Aide publique aux partis politiques : Des réactions partagées

3 milliards 374 millions 442 mille 789 francs CFA. C’est le montant de l’aide financière publique de l’Etat aux partis politiques du Mali comptant pour l’année 2018, révélé en Conseil des ministres du 14 août 2019. Si la tradition est encore une fois respectée depuis l’adoption de la  Loi n°05-047 du 18 août 2005, les avis divergent aujourd’hui sur cette somme octroyée à une partie de la classe politique.

Ils sont au total 66 formations politiques à bénéficier de la manne financière, sur les près de 200 que compte le pays selon les chiffres du ministère de l’Administration territoriale. 

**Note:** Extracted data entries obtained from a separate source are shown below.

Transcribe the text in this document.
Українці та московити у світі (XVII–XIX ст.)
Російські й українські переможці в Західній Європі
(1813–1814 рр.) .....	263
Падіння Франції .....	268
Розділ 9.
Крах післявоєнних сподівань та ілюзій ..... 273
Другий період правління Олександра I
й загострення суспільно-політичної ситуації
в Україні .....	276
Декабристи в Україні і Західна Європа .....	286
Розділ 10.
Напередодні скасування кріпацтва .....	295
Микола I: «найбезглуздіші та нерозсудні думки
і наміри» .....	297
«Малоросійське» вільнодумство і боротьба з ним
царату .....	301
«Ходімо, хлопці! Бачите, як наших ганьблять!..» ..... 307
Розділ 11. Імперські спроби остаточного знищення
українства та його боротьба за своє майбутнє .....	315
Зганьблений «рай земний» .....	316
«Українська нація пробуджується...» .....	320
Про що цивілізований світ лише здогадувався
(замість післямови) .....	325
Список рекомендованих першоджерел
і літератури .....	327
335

Si l’écart entre ceux qui sont éligibles et ceux qui ne le sont pas, est considérable, c’est parce que « Aujourd’hui l’on crée les partis politiques soit pour être plus proche de la majorité, soit pour être proche de l’opposition pour pouvoir se positionner et profiter d’une situation donnée », estime Khalid Dembélé, chercheur au CRAPES. 

« Les partis sont créés non plus autour de convictions ni d’idéaux mais autour des intérêts individuels et quand c’est comme cela, ils ne sont pas fondés et les critères les disqualifient facilement », ajoute celui pour qui cette aide de l’Etat n’est juste qu’une opportunité pour un certain nombre de groupuscules de se faire plein la poche.

Vitale pour la démocratie

« Si nous avons choisi de faire la démocratie, nous devons  aider les piliers que sont les partis politiques, qui supportent cette démocratie. On ne peut pas parler de démocratie sans eux, ni d’apprentissage et de formation. Aujourd’hui,  les partis ont besoin de cette aide et c’est important et normal qu’on puisse la leur apporter », soutient Moussa Seye Diallo, Secrétaire adjoint chargé à la communication de l’URD. 

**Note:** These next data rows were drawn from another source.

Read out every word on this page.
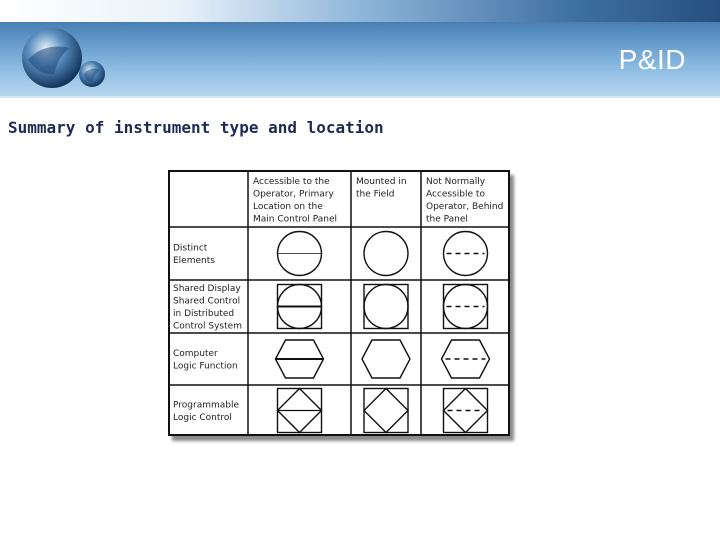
P&ID
Summary of instrument type and location
Accessible to the
Operator, Primary
Location on the
Main Control Panel
Mounted in
the Field
Not Normally
Accessible to
Operator, Behind
the Panel
Distinct
Elements
Shared Display
Shared Control
in Distributed
Control System
Computer
Logic Function
Programmable
Logic Control
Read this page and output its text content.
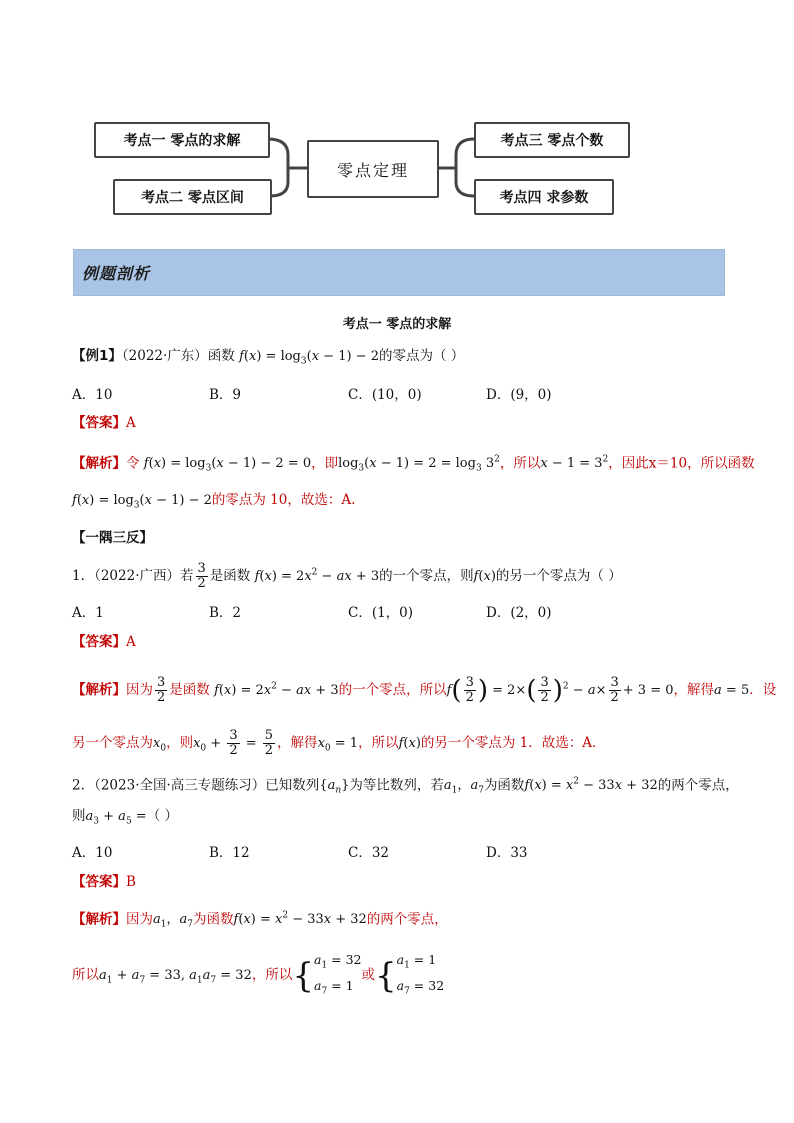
考点一 零点的求解
考点二 零点区间
零点定理
考点三 零点个数
考点四 求参数
例题剖析
考点一 零点的求解
【例1】（2022·广东）函数 $f(x) = \log_3(x - 1) - 2$的零点为（ ）
A．10	B．9	C．(10，0)	D．(9，0)
【答案】A
【解析】令 $f(x) = \log_3(x - 1) - 2 = 0$，即$\log_3(x - 1) = 2 = \log_3 3^2$，所以$x - 1 = 3^2$，因此x＝10，所以函数
$f(x) = \log_3(x - 1) - 2$的零点为 10，故选：A.
【一隅三反】
1．（2022·广西）若 $\frac{3}{2}$ 是函数 $f(x) = 2x^2$ − ax + 3的一个零点，则f(x)的另一个零点为（ ）
A．1	B．2	C．(1，0)	D．(2，0)
【答案】A
【解析】因为 $\frac{3}{2}$ 是函数 $f(x) = 2x^2$ − ax + 3的一个零点，所以$f( \frac{3}{2}$ ) = $2\times( \frac{3}{2} )^2 - a\times \frac{3}{2} + 3 = 0$，解得a = 5．设
另一个零点为$x_0$，则$x_0 + \frac{3}{2} = \frac{5}{2}$ ，解得$x_0 = 1$，所以f(x)的另一个零点为 1．故选：A．
2．（2023·全国·高三专题练习）已知数列$\{a_n\}$为等比数列，若$a_1$，$a_7$为函数$f(x) = x^2 - 33x + 32$的两个零点，
则$a_3 + a_5$ =（ ）
A．10	B．12	C．32	D．33
【答案】B
【解析】因为$a_1$，$a_7$为函数$f(x) = x^2 - 33x + 32$的两个零点，
所以$a_1 + a_7 = 33$, $a_1a_7 = 32$，所以{$a_1 = 32$
$a_7 = 1$或{$a_1 = 1$
$a_7 = 32$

Pour lui, le Mali étant encore à l’étape d’apprentissage de la démocratie, cette aide de l’Etat aux partis politiques est indispensable pour la bonne gestion des affaires de la cité. 

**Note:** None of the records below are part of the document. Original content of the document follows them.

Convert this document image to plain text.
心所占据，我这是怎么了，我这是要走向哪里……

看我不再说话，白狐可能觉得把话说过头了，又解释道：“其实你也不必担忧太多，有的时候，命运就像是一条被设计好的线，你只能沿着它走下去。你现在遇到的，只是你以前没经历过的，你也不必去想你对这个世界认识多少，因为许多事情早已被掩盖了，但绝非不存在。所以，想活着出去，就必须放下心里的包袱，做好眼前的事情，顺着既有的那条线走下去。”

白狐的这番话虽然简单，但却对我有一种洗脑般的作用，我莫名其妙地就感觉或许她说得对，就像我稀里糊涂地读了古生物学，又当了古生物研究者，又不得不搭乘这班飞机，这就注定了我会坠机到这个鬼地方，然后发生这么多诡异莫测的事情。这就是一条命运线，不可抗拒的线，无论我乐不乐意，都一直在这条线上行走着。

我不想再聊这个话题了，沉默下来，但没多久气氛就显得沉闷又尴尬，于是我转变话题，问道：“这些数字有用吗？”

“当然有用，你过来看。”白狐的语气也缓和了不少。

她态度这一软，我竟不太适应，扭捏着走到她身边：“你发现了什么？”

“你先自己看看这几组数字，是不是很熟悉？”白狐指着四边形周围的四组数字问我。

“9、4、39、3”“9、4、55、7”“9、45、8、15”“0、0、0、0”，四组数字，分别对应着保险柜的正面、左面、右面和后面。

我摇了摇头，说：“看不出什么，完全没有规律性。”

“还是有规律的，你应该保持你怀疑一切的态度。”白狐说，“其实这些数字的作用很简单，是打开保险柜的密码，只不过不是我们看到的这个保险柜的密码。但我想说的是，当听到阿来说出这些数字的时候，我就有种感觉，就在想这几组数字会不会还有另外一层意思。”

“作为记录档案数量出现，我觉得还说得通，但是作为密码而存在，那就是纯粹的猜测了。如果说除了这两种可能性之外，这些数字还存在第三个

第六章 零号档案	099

« Ce n’est pas parce qu’il y a la pauvreté, qu’il faut distribuer de l’argent ailleurs qu’aux partis politiques. Si la démocratie ne marche pas, nous allons nous retrouver dans une dictature et les dictatures en Afrique finissent toujours par celle d’un clan », insiste t-il.

Même son de cloche chez les Fare An Ka Wuli, où cette aide publique de l’Etat est perçue comme une légalité républicaine qui restera en vigueur tant que la loi qui l’a instaurée ne sera pas abrogée. 

« Ce financement est destiné à accompagner les partis politiques dans leurs œuvres de citoyenneté, de cohésion sociale et de formation continue de leurs militants », justifie Bréhima Sidibé, Secretaire général adjoint du parti de l’ancien premier ministre Modibo Sidibé.

Formation insuffisante ?

Parlant de formation des militants, la réalité dans les partis politiques est parfois différente de ce qu’affichent les dirigeants. « Aujourd’hui quand on regarde ces partis politiques, qu’est-ce qu’ils effectuent concrètement sur le terrain ? », s’interroge M. Dembélé.  

« On se rend compte facilement qu’il n’y pas de réelles formations. Ce sont des partis personnifiés, autours des leaders et qui cessent de fonctionner quand ces derniers ne sont pas là », constate le chercheur.

Sans pour autant prôner la suppression de cette aide, il appelle à plus de responsabilités car  « si ces sommes sont décaissées pour des raisons nobles parce que cela doit servir entre autres à former les militants des partis, c’est tout sauf le cas en réalité ».